If my understanding is incorrect and the information under ‘Magnetic Ordering’ indicates the initialization strategy before geometrical relaxation, what is the correct way to think when I have materials in my data collection where the magnetic ordering is stated as an AFM?

This is incorrect. The ‘Magnetic Ordering’ information shows the final magnetic ordering (after electronic minimization) for the lowest energy magnetic configuration in our database. Hence, if we have attempted an AFM ordering, and the AFM ordering is lower in energy than the FM ordering, this will state “AFM”. Likewise, if a calculation was initialized as FM, but during electronic minimization became AFM, this will state “AFM.”

Hope this helps!

Matt

Hi @mkhorton

Thank you very much for your clarification! I have one follow up question/discuss point.

Given the default FM initialization strategy, I wonder whether a ML model trained on magnetic information from MP would be appropriate.
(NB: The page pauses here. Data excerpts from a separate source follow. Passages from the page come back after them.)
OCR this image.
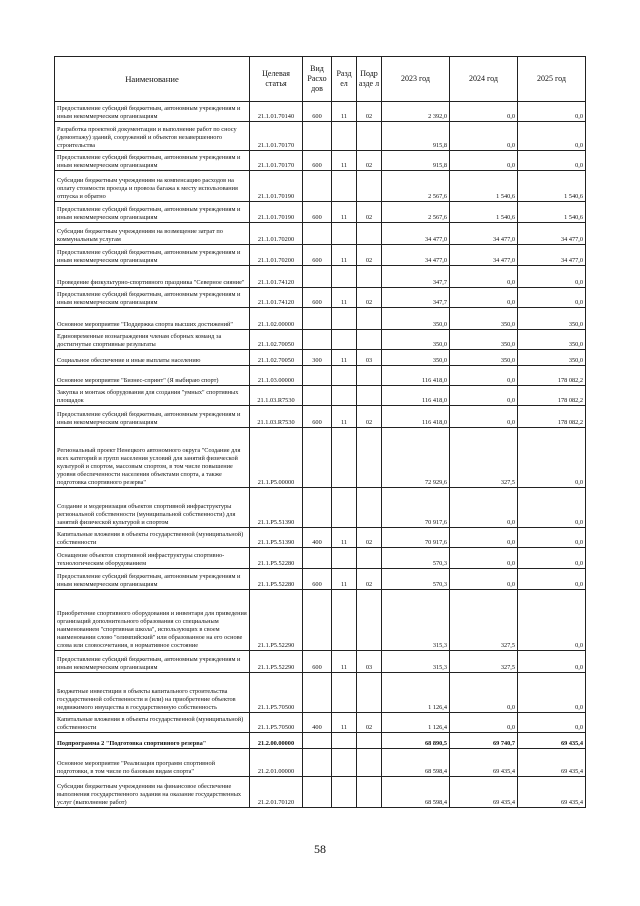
Наименование	Целевая статья	Вид Расхо дов	Разд ел	Подр азде л	2023 год	2024 год	2025 год
Предоставление субсидий бюджетным, автономным учреждениям и иным некоммерческим организациям	21.1.01.70140	600	11	02	2 392,0	0,0	0,0
Разработка проектной документации и выполнение работ по сносу (демонтажу) зданий, сооружений и объектов незавершенного строительства	21.1.01.70170				915,8	0,0	0,0
Предоставление субсидий бюджетным, автономным учреждениям и иным некоммерческим организациям	21.1.01.70170	600	11	02	915,8	0,0	0,0
Субсидии бюджетным учреждениям на компенсацию расходов на оплату стоимости проезда и провоза багажа к месту использования отпуска и обратно	21.1.01.70190				2 567,6	1 540,6	1 540,6
Предоставление субсидий бюджетным, автономным учреждениям и иным некоммерческим организациям	21.1.01.70190	600	11	02	2 567,6	1 540,6	1 540,6
Субсидии бюджетным учреждениям на возмещение затрат по коммунальным услугам	21.1.01.70200				34 477,0	34 477,0	34 477,0
Предоставление субсидий бюджетным, автономным учреждениям и иным некоммерческим организациям	21.1.01.70200	600	11	02	34 477,0	34 477,0	34 477,0
Проведение физкультурно-спортивного праздника "Северное сияние"	21.1.01.74120				347,7	0,0	0,0
Предоставление субсидий бюджетным, автономным учреждениям и иным некоммерческим организациям	21.1.01.74120	600	11	02	347,7	0,0	0,0
Основное мероприятие "Поддержка спорта высших достижений"	21.1.02.00000				350,0	350,0	350,0
Единовременные вознаграждения членам сборных команд за достигнутые спортивные результаты	21.1.02.70050				350,0	350,0	350,0
Социальное обеспечение и иные выплаты населению	21.1.02.70050	300	11	03	350,0	350,0	350,0
Основное мероприятие "Бизнес-спринт" (Я выбираю спорт)	21.1.03.00000				116 418,0	0,0	178 082,2
Закупка и монтаж оборудования для создания "умных" спортивных площадок	21.1.03.R7530				116 418,0	0,0	178 082,2
Предоставление субсидий бюджетным, автономным учреждениям и иным некоммерческим организациям	21.1.03.R7530	600	11	02	116 418,0	0,0	178 082,2
Региональный проект Ненецкого автономного округа "Создание для всех категорий и групп населения условий для занятий физической культурой и спортом, массовым спортом, в том числе повышение уровня обеспеченности населения объектами спорта, а также подготовка спортивного резерва"	21.1.P5.00000				72 929,6	327,5	0,0
Создание и модернизация объектов спортивной инфраструктуры региональной собственности (муниципальной собственности) для занятий физической культурой и спортом	21.1.P5.51390				70 917,6	0,0	0,0
Капитальные вложения в объекты государственной (муниципальной) собственности	21.1.P5.51390	400	11	02	70 917,6	0,0	0,0
Оснащение объектов спортивной инфраструктуры спортивно-технологическим оборудованием	21.1.P5.52280				570,3	0,0	0,0
Предоставление субсидий бюджетным, автономным учреждениям и иным некоммерческим организациям	21.1.P5.52280	600	11	02	570,3	0,0	0,0
Приобретение спортивного оборудования и инвентаря для приведения организаций дополнительного образования со специальным наименованием "спортивная школа", использующих в своем наименовании слово "олимпийский" или образованное на его основе слова или словосочетания, в нормативное состояние	21.1.P5.52290				315,3	327,5	0,0
Предоставление субсидий бюджетным, автономным учреждениям и иным некоммерческим организациям	21.1.P5.52290	600	11	03	315,3	327,5	0,0
Бюджетные инвестиции в объекты капитального строительства государственной собственности и (или) на приобретение объектов недвижимого имущества в государственную собственность	21.1.P5.70500				1 126,4	0,0	0,0
Капитальные вложения в объекты государственной (муниципальной) собственности	21.1.P5.70500	400	11	02	1 126,4	0,0	0,0
Подпрограмма 2 "Подготовка спортивного резерва"	21.2.00.00000				68 890,5	69 740,7	69 435,4
Основное мероприятие "Реализация программ спортивной подготовки, в том числе по базовым видам спорта"	21.2.01.00000				68 598,4	69 435,4	69 435,4
Субсидии бюджетным учреждениям на финансовое обеспечение выполнения государственного задания на оказание государственных услуг (выполнение работ)	21.2.01.70120				68 598,4	69 435,4	69 435,4
58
One could argue that all possible initialization strategies weren’t considered to find the ‘true’ lowest energy magnetic configuration (except for the ~5000 transition metal oxides mentioned in the 2020 paper). Therefore, the MP data is unsuitable for studies in magnetism.

On the other side, it also appears to make sense as long as the user of the model is aware of the default initialization strategy used by MP (as there are always bound to be some limitations in any computational data, whether this is due to some approximation or lack of strategies considered). And making use of the large data available in MP can still provide an edge in accelerating the discovery of magnetic materials, or they can be useful for testing a ML techniques. I have come across some ML papers that was published (before the 2020 paper you have mentioned above), which appears to use the MP’s magnetic ordering information as is.

Could I get your thoughts on this?

Many thanks,
Son

Therefore, the MP data is unsuitable for studies in magnetism. […] I have come across some ML papers that was published (before the 2020 paper you have mentioned above), which appears to use the MP’s magnetic ordering information as is.

It depends what you’re interested in; e.g. a distribution of magnitudes of atomic (site-projected) magnetic moments might still be relevant or useful to train on. If there have been studies that have tried to train classifiers of the magnetic ordering label (FM/FiM/AFM/etc), I think they would be in error, which is unfortunate but an easy mistake to make, unless they were limited to the materials that have been explicitly included in the magnetic ordering searches. Models trained on these labels may still contain some useful information, but probably not what was intended.

We are also continuing research on calculating magnetic orderings and intend to extend it far beyond the initial set of TMOs, but this is still in progress.

If this has caused confusion or problems for your own work, my apologies.

Best,

Matt

@mkhorton

Thanks for your valuable input, Matt.